Previously cutting the prices of Model 3 and Model Y, Tesla became the brand with the largest increase in the European and U.S. auto market this month. Its sales surged 89% in March to 52,842 units, an increase of nearly 25,000 units. The Model Y, a compact SUV, became the best-selling vehicle in the European market. Tesla's strong performance proves that a flexible pricing strategy remains an effective way to stimulate demand in the increasingly competitive European electric vehicle market.

Image source: Tesla
Overall, the strong performance of the European car market in March indicates that the conflict in the Middle East has not significantly affected consumer spending.
Traditional giants split: BMW leads, Stellantis catches up, Volkswagen remains stable
From a brand perspective, among the mainstream automakers outside the Chinese camp, BMW Group saw the highest sales increase in March, leading with a 16% year-on-year growth. Stellantis' sales increased by 7.1%, but the growth rate was slower than the overall market; the group's CEO, Antonio Filosa, is working to regain lost market share through pricing strategies, new models, and purchase incentives. Both the Volkswagen Group and the Hyundai-Kia Group saw a 5.5% increase in sales.

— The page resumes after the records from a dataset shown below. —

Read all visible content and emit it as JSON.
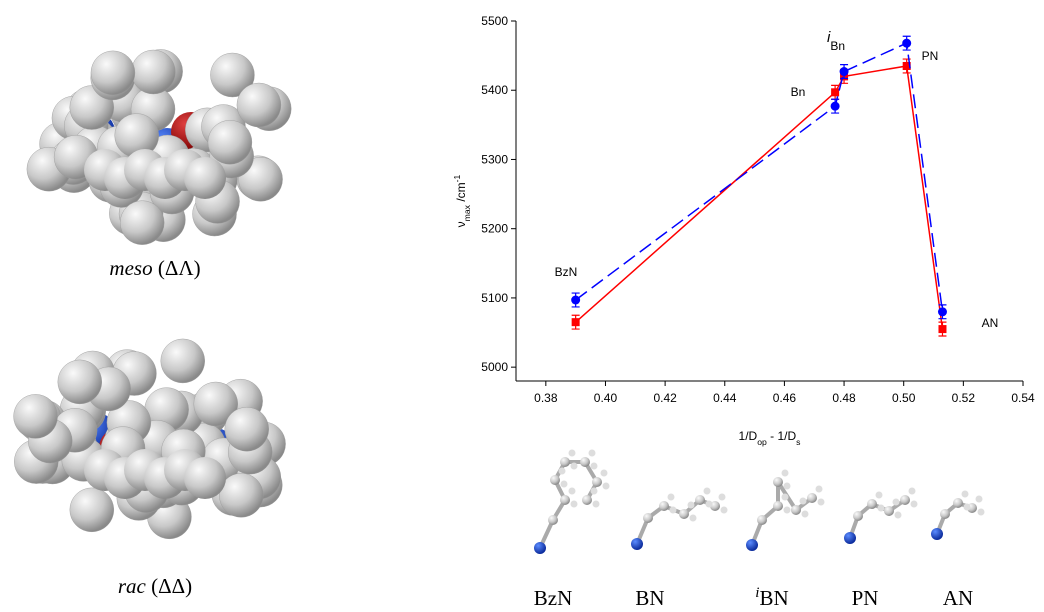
{
  "chart_data": {
    "type": "line",
    "xlabel": [
      {
        "text": "1/D"
      },
      {
        "text": "op",
        "style": "sub"
      },
      {
        "text": " - 1/D"
      },
      {
        "text": "s",
        "style": "sub"
      }
    ],
    "ylabel": [
      {
        "text": "ν"
      },
      {
        "text": "max",
        "style": "sub"
      },
      {
        "text": " /cm"
      },
      {
        "text": "-1",
        "style": "sup"
      }
    ],
    "x": [
      0.39,
      0.477,
      0.48,
      0.501,
      0.513
    ],
    "series": [
      {
        "color": "#ff0000",
        "marker": "square",
        "dash": false,
        "values": [
          5065,
          5397,
          5420,
          5435,
          5055
        ],
        "errors": [
          10,
          10,
          10,
          10,
          10
        ]
      },
      {
        "color": "#0000ff",
        "marker": "circle",
        "dash": true,
        "values": [
          5097,
          5377,
          5427,
          5468,
          5080
        ],
        "errors": [
          10,
          10,
          10,
          10,
          10
        ]
      }
    ],
    "xlim": [
      0.37,
      0.54
    ],
    "xticks": [
      {
        "value": 0.38,
        "label": "0.38"
      },
      {
        "value": 0.4,
        "label": "0.40"
      },
      {
        "value": 0.42,
        "label": "0.42"
      },
      {
        "value": 0.44,
        "label": "0.44"
      },
      {
        "value": 0.46,
        "label": "0.46"
      },
      {
        "value": 0.48,
        "label": "0.48"
      },
      {
        "value": 0.5,
        "label": "0.50"
      },
      {
        "value": 0.52,
        "label": "0.52"
      },
      {
        "value": 0.54,
        "label": "0.54"
      }
    ],
    "ylim": [
      4980,
      5500
    ],
    "yticks": [
      5000,
      5100,
      5200,
      5300,
      5400,
      5500
    ],
    "annotations": [
      [
        {
          "text": "BzN"
        }
      ],
      [
        {
          "text": "Bn"
        }
      ],
      [
        {
          "text": "i",
          "style": "sup-italic"
        },
        {
          "text": "Bn"
        }
      ],
      [
        {
          "text": "PN"
        }
      ],
      [
        {
          "text": "AN"
        }
      ]
    ]
  },
  "structures": {
    "isomers": [
      [
        {
          "text": "meso",
          "style": "italic"
        },
        {
          "text": " (ΔΛ)"
        }
      ],
      [
        {
          "text": "rac",
          "style": "italic"
        },
        {
          "text": " (ΔΔ)"
        }
      ]
    ],
    "nitriles": [
      [
        {
          "text": "BzN"
        }
      ],
      [
        {
          "text": "BN"
        }
      ],
      [
        {
          "text": "i",
          "style": "sup-italic"
        },
        {
          "text": "BN"
        }
      ],
      [
        {
          "text": "PN"
        }
      ],
      [
        {
          "text": "AN"
        }
      ]
    ]
  }
}
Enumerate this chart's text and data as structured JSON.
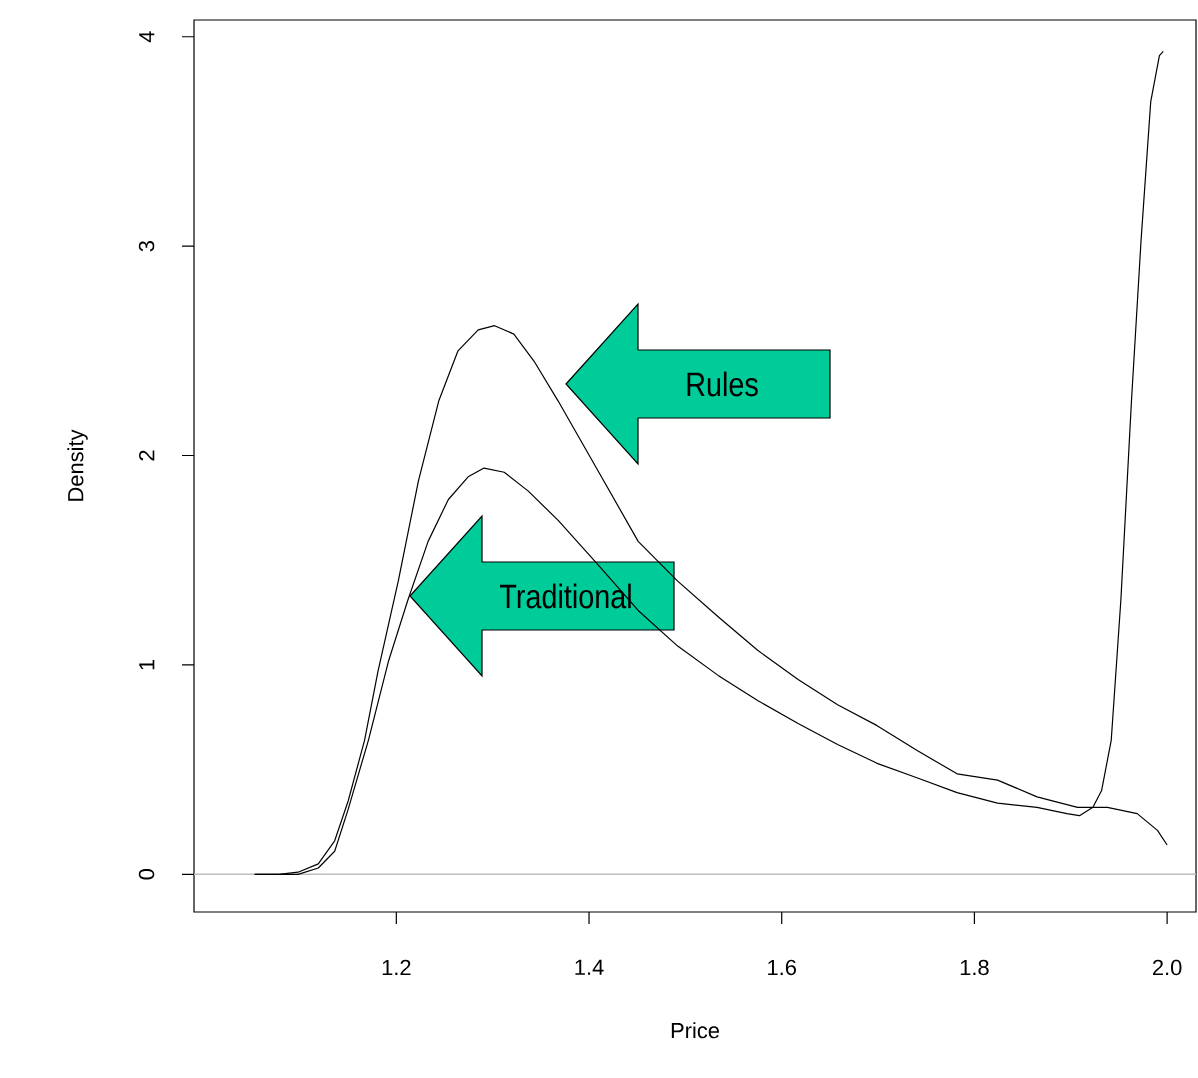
{
  "chart_data": {
    "type": "line",
    "xlabel": "Price",
    "ylabel": "Density",
    "xlim": [
      0.99,
      2.03
    ],
    "ylim": [
      -0.18,
      4.08
    ],
    "xticks": [
      1.2,
      1.4,
      1.6,
      1.8,
      {
        "value": 2,
        "label": "2.0"
      }
    ],
    "yticks": [
      0,
      1,
      2,
      3,
      4
    ],
    "ref_lines": [
      {
        "axis": "y",
        "value": 0,
        "color": "#bebebe"
      }
    ],
    "annotations": [
      "Rules",
      "Traditional"
    ],
    "series": [
      {
        "color": "#000000",
        "x": [
          1.053,
          1.078,
          1.098,
          1.119,
          1.136,
          1.15,
          1.167,
          1.181,
          1.202,
          1.223,
          1.244,
          1.264,
          1.285,
          1.302,
          1.322,
          1.343,
          1.368,
          1.409,
          1.451,
          1.492,
          1.534,
          1.575,
          1.617,
          1.658,
          1.699,
          1.741,
          1.782,
          1.824,
          1.865,
          1.907,
          1.938,
          1.969,
          1.99,
          2.0
        ],
        "values": [
          0,
          0,
          0.01,
          0.05,
          0.16,
          0.35,
          0.64,
          0.97,
          1.4,
          1.88,
          2.26,
          2.5,
          2.6,
          2.62,
          2.58,
          2.45,
          2.26,
          1.93,
          1.59,
          1.4,
          1.23,
          1.07,
          0.93,
          0.81,
          0.71,
          0.59,
          0.48,
          0.45,
          0.37,
          0.32,
          0.32,
          0.29,
          0.21,
          0.14
        ]
      },
      {
        "color": "#000000",
        "x": [
          1.053,
          1.098,
          1.119,
          1.136,
          1.15,
          1.171,
          1.192,
          1.212,
          1.233,
          1.254,
          1.275,
          1.291,
          1.312,
          1.337,
          1.368,
          1.409,
          1.451,
          1.492,
          1.534,
          1.575,
          1.617,
          1.658,
          1.699,
          1.741,
          1.782,
          1.824,
          1.865,
          1.896,
          1.909,
          1.923,
          1.932,
          1.942,
          1.952,
          1.963,
          1.973,
          1.983,
          1.992,
          1.996
        ],
        "values": [
          0,
          0,
          0.03,
          0.11,
          0.31,
          0.64,
          1.02,
          1.31,
          1.59,
          1.79,
          1.9,
          1.94,
          1.92,
          1.83,
          1.69,
          1.48,
          1.26,
          1.09,
          0.95,
          0.83,
          0.72,
          0.62,
          0.53,
          0.46,
          0.39,
          0.34,
          0.32,
          0.29,
          0.28,
          0.32,
          0.4,
          0.64,
          1.31,
          2.26,
          3.03,
          3.69,
          3.91,
          3.93
        ]
      }
    ]
  }
}
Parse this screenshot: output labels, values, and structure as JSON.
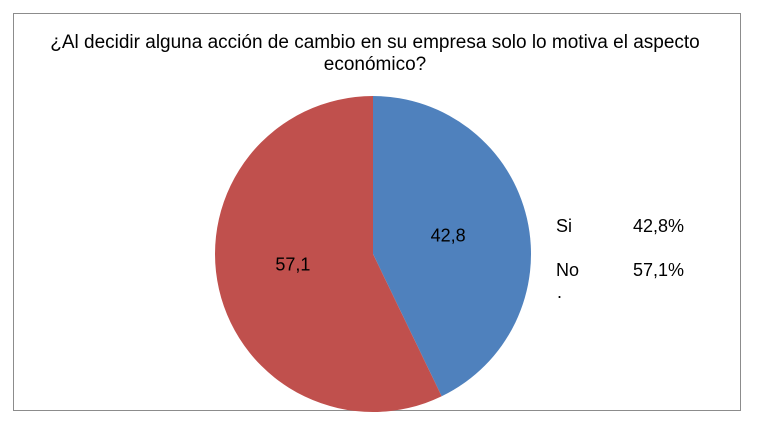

By contrast, some brands encountered difficulties: Nissan’s sales declined by 3.3%; although Mercedes-Benz and Renault posted growth of 1.6% and 2% respectively, both lost market share amid the overall robust European market.
Non-Chinese brands that outperformed the overall market include Citroen (up 30%), MINI (up 25%), and Fiat (up 23%).
Surprisingly, two high-end brands known for their sports performance, Alfa Romeo and Porsche, had a poor performance in March, with sales dropping by 18% and 17%, respectively. Among the mass-market brands, Ford (down 12%) and Peugeot (down 9.1%) saw significant declines, underperforming the market by about 20 percentage points.
And the former market winners, Dacia and Cupra, saw their March sales remain largely flat, with their market share also shrinking. However, Dacia showed signs of reversing the sales downturn in January and February, which executives had previously attributed to logistics and powertrain production issues.
Industry analyst Mathias Schmidt said that the first quarter sales in Western Europe, the main market for new car sales, reached the highest level since before the pandemic in 2019. Schmidt particularly emphasized that new models were at the core of this round of growth, with one in every nine new cars sold in the first quarter coming from newly launched models.
This data sends a clear signal: under the combined influence of accelerated electrification, the strong entry of Chinese brands, and the active adjustments of traditional giants, the European auto market is entering a new competitive era centered on product strength. The intensive release of new models is reshaping the market positions of all brands.